What are the Celtic Nations? How many are there? There is a lot of controversy about this question and the answer lies beyond Ireland, Scotland & Wales. It can differ depending on perspective.
The Celts were fierce warriors, skilled metal workers and developed wheeled transport techniques that were “borrowed” by the Romans for Chariot making.
When the Celts were first recorded about 600 BC, they were already widespread across Iberia, Gaul, and Central Europe. In Ireland, the “Lebor Gabála” or Book of Invasions ( “The Book of the Taking of Ireland”) gives a legendary account of the arrival of incoming peoples. It tells of Ireland being settled (or ‘taken’) six times by six groups of people: the people of Cessair, the people of Partholón, the people of Nemed, the Fir Bolg, the Tuatha Dé Danann, and the Milesians. The first four groups are wiped out or forced to abandon the island, the fifth group represent Ireland’s pagan gods, while the final group represent the Irish people (the Gaels).
The term Celtic generally refers to a family of languages “of the Celts” or in the “Style of the Celts” and are respective cultures or regions where four Celtic languages are still spoken to some extent as mother tongues. These SIX Celtic Nations include Alba, Éire, Cymru, Mannin, Breizh and Kernow, or Scotland, Ireland, Wales, the Isle of Man, Brittany and Cornwall respectively. The Celtic languages of these nations are: an Gháidhlig (Scots Gaelic), Gaeilge (Irish), Cymraeg (Wales), Gaelg (Manx), Brezhoneg (Breton) agus Kernewek (Cornish). The Celtic languages probably developed in southern Germany and Switzerland in the Bronze Age
However, for centuries the Celts spread from beyond Central & Northern Europe, with many countries today claiming some Celtic influence.
Galicia, Spain (the unknown 7th Celtic nation) makes claim that it’s area is heavily influenced by Celtic Culture, particularly in the ancient region of Gallaecia (the modern region of Galicia and Braga, Viana do Castelo, Douro, Porto, and Bragança in Portugal) and the Asturian region (Asturias, León, Zamora in Spain).
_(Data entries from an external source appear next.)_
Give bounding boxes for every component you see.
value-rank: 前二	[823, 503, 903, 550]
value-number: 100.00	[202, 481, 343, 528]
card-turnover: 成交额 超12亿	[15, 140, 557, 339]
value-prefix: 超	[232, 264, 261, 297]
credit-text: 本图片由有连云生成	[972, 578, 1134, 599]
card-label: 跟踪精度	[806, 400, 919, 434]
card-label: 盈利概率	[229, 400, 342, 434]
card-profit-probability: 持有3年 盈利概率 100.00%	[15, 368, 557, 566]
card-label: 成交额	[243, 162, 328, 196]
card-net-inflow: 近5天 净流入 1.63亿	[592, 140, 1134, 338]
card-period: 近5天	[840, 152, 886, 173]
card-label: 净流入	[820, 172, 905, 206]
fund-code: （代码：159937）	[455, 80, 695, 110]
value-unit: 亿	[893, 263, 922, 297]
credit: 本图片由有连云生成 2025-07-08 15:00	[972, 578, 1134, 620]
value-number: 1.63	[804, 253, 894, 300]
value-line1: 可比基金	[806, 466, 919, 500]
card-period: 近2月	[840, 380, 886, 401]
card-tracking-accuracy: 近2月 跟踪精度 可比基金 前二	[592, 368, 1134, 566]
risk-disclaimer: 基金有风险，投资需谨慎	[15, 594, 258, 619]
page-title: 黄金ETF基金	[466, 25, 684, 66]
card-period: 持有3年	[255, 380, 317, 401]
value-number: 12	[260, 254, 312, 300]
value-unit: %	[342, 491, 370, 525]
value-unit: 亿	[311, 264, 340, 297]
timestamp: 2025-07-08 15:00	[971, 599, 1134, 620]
Patagonia. A Welsh speaking outpost of Patagonia, on the southern tip of Argentina lays claim as the 8th Celtic Nation. They speak the ‘language of heaven’ the settlement dates back to the first half of the 19th century.
Legacy of the Celts
The Celts’ influence is felt strongly today in the six ‘Celtic Nations’, in the ruins of Celtic monasteries and other artefacts, in artwork and jewellery, including the Book of Kells, in the myths and legends that prevail especially in Ireland – the stories of the great feats and achievements of the Celts were passed by word of mouth from one generation to the next, forming the foundation of our great Irish oral tradition. They were eventually written down by monks in the eighth century, preserving Celtic mythology for centuries to come.